“Nobody saw me go. You must get me back before Mrs. Noxon comes home, or there'll be a scandal.”
“Depend on me!” said Jim.
Muffling their laughter like two runaways, they stole down the steps. Her high-heeled slippers slipped and she toppled against him. She caught him off his balance, and his arms went about her to save her and himself. If he had been Irish, he would have said that he destroyed himself, for she was so unexpectedly warm and silken and lithe that she became instantly something other than the Charity he had adored as a sad, sweet deity.
He realized that she was terribly a woman.
They were no longer boy and girl out on a gay little lark. They were a man unhappily married and a woman unhappily unmarried, setting forth on a wild steed for a wild ride through the reluctant autumn air. The neighboring sea gave out the stored-up warmth of summer, and the moon with the tilted face of a haloed nun yearned over them.

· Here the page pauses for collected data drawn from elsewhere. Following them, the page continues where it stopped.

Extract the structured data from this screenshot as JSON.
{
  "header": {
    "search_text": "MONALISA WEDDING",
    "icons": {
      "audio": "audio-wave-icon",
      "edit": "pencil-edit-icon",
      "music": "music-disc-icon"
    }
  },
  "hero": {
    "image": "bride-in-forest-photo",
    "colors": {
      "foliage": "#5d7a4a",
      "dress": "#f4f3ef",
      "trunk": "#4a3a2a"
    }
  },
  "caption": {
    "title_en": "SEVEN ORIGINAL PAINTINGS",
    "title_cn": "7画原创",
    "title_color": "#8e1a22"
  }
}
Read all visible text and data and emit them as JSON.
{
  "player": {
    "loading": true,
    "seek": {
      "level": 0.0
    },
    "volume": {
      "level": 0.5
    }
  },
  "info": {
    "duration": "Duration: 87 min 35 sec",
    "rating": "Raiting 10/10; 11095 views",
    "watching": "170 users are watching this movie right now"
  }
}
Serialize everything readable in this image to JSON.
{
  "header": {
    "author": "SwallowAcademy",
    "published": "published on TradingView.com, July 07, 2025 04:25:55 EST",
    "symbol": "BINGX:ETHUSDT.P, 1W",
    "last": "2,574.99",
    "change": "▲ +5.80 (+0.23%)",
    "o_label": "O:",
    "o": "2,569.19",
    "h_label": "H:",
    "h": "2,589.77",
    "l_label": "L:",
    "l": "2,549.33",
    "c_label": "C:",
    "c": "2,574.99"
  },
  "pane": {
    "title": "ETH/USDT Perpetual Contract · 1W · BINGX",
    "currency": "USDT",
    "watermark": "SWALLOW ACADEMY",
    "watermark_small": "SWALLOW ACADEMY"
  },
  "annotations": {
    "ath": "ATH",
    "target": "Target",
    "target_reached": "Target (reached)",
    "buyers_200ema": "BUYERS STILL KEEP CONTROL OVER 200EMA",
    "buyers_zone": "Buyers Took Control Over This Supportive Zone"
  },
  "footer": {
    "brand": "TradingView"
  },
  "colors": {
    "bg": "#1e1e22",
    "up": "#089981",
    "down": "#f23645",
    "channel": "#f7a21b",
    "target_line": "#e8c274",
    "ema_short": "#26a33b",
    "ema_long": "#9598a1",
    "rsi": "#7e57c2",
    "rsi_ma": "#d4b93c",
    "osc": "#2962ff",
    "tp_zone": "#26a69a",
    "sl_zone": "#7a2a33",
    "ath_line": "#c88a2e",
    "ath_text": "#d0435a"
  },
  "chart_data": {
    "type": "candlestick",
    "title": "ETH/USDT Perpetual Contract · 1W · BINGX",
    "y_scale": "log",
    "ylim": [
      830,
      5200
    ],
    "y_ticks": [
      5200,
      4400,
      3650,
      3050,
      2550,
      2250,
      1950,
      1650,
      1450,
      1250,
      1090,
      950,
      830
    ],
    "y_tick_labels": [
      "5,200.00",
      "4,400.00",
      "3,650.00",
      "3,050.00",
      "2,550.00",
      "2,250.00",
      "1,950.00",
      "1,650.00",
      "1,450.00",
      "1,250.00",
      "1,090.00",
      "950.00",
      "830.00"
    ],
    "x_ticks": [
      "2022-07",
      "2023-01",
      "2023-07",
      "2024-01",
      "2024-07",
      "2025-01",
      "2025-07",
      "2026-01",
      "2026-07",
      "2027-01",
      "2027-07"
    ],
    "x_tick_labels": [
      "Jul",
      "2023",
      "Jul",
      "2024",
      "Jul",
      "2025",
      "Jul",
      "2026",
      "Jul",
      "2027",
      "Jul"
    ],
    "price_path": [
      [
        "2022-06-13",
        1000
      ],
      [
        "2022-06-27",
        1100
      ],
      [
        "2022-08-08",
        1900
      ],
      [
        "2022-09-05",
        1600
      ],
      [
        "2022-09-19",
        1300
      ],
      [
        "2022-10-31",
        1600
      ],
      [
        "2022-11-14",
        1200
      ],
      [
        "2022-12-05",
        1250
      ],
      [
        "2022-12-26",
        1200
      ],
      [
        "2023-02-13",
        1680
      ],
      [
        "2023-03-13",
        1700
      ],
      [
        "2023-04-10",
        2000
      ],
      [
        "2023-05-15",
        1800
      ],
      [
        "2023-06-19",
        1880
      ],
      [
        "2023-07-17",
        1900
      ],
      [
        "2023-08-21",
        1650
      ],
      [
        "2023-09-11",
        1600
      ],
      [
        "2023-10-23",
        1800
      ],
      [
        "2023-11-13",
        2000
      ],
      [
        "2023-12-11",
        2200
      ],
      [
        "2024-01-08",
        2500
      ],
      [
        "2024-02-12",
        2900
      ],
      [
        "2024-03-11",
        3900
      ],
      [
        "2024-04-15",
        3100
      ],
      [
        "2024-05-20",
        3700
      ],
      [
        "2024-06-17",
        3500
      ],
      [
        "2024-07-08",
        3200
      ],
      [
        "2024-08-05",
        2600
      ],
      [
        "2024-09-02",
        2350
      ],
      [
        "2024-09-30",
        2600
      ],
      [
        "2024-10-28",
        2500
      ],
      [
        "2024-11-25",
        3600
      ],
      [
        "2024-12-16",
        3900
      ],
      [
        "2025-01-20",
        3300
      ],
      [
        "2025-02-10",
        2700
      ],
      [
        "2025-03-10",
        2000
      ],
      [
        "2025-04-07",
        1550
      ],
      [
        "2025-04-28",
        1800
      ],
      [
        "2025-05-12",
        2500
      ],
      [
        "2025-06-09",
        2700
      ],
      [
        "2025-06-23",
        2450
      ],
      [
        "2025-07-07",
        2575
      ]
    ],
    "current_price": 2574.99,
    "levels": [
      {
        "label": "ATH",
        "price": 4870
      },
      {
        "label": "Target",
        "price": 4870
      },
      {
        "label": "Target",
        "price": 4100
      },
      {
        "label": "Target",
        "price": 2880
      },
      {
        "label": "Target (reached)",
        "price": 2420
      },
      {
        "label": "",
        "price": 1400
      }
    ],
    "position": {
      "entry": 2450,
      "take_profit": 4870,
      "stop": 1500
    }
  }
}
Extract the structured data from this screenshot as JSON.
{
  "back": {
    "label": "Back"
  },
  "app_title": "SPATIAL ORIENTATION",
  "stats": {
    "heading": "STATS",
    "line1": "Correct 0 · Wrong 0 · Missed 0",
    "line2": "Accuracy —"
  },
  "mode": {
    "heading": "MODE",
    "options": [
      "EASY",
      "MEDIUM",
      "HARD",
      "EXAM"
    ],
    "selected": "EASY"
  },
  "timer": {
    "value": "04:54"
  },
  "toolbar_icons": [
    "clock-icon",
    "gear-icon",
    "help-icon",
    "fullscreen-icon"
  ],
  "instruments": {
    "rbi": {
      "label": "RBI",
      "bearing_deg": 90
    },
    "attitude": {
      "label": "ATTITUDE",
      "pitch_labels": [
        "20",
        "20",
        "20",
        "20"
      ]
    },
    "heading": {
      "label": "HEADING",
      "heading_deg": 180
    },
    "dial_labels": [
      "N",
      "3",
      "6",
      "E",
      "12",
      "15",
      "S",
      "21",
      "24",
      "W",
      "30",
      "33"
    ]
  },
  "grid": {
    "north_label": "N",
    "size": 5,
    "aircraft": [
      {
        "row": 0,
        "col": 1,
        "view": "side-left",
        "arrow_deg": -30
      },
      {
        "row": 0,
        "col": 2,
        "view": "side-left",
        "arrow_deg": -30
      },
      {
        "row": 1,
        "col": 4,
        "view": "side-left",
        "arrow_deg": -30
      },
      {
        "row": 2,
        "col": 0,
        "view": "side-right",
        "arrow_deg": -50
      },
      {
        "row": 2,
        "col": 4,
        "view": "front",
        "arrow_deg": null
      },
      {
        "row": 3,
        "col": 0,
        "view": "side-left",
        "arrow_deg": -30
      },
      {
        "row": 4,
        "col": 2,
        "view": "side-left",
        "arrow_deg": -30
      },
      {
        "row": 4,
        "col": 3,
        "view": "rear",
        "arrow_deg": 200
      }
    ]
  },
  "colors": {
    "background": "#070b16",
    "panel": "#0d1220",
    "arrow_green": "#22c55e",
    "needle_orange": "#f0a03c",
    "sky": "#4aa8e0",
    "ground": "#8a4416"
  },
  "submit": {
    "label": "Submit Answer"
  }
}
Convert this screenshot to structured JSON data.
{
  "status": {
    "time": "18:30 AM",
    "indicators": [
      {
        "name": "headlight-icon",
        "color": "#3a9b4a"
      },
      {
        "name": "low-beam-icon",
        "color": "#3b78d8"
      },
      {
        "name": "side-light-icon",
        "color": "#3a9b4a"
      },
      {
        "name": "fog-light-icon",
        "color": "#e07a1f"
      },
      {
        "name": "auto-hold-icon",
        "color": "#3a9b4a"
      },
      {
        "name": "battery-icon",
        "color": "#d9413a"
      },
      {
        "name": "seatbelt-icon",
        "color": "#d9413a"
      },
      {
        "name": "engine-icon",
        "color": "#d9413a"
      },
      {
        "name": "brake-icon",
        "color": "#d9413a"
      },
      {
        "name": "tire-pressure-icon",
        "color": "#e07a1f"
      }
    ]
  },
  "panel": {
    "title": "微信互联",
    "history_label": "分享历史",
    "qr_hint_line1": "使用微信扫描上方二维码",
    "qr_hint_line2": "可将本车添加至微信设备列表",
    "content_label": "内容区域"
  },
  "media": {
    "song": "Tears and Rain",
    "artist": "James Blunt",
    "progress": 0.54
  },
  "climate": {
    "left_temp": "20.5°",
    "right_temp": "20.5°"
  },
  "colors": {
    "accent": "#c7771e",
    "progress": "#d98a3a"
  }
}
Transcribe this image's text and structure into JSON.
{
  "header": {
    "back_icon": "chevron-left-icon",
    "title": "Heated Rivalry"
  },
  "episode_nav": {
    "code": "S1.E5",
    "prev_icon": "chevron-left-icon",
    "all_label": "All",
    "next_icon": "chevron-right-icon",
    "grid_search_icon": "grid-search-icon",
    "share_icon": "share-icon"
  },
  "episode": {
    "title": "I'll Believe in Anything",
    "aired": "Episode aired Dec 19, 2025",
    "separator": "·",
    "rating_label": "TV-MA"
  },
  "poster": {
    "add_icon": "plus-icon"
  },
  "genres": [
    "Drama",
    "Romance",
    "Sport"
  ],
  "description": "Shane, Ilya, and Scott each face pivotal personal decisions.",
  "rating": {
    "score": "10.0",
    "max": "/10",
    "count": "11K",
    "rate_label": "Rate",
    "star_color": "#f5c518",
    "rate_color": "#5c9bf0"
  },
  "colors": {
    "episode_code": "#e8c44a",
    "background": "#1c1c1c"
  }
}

When Jim helped Charity into the car her arm seemed to burn in his palm. He hesitated a moment, and a thought fluttered through his mind that he ought not to hazard the adventure. But another thought chased it away, a thought of the idiocy of being afraid, and another thought of how impossible it was to ask her to get out and go back.
He found the coat, a heavy, short coat, and held it for her, saw her ensconced comfortably, stepped in and closed the door softly. The car went forward as smoothly as a skiff on a swift, smooth water.
Charity was not so solemn as Jim. She was excited and flattered by such an unforeseen diversion breaking in on her doleful solitude.
“It's been so long since a man asked me to go buggy-riding,” she said, “that I've forgotten how to behave. I'm getting to be a regular old maid, Jim.”
“Huh!” was all that Jim could think of.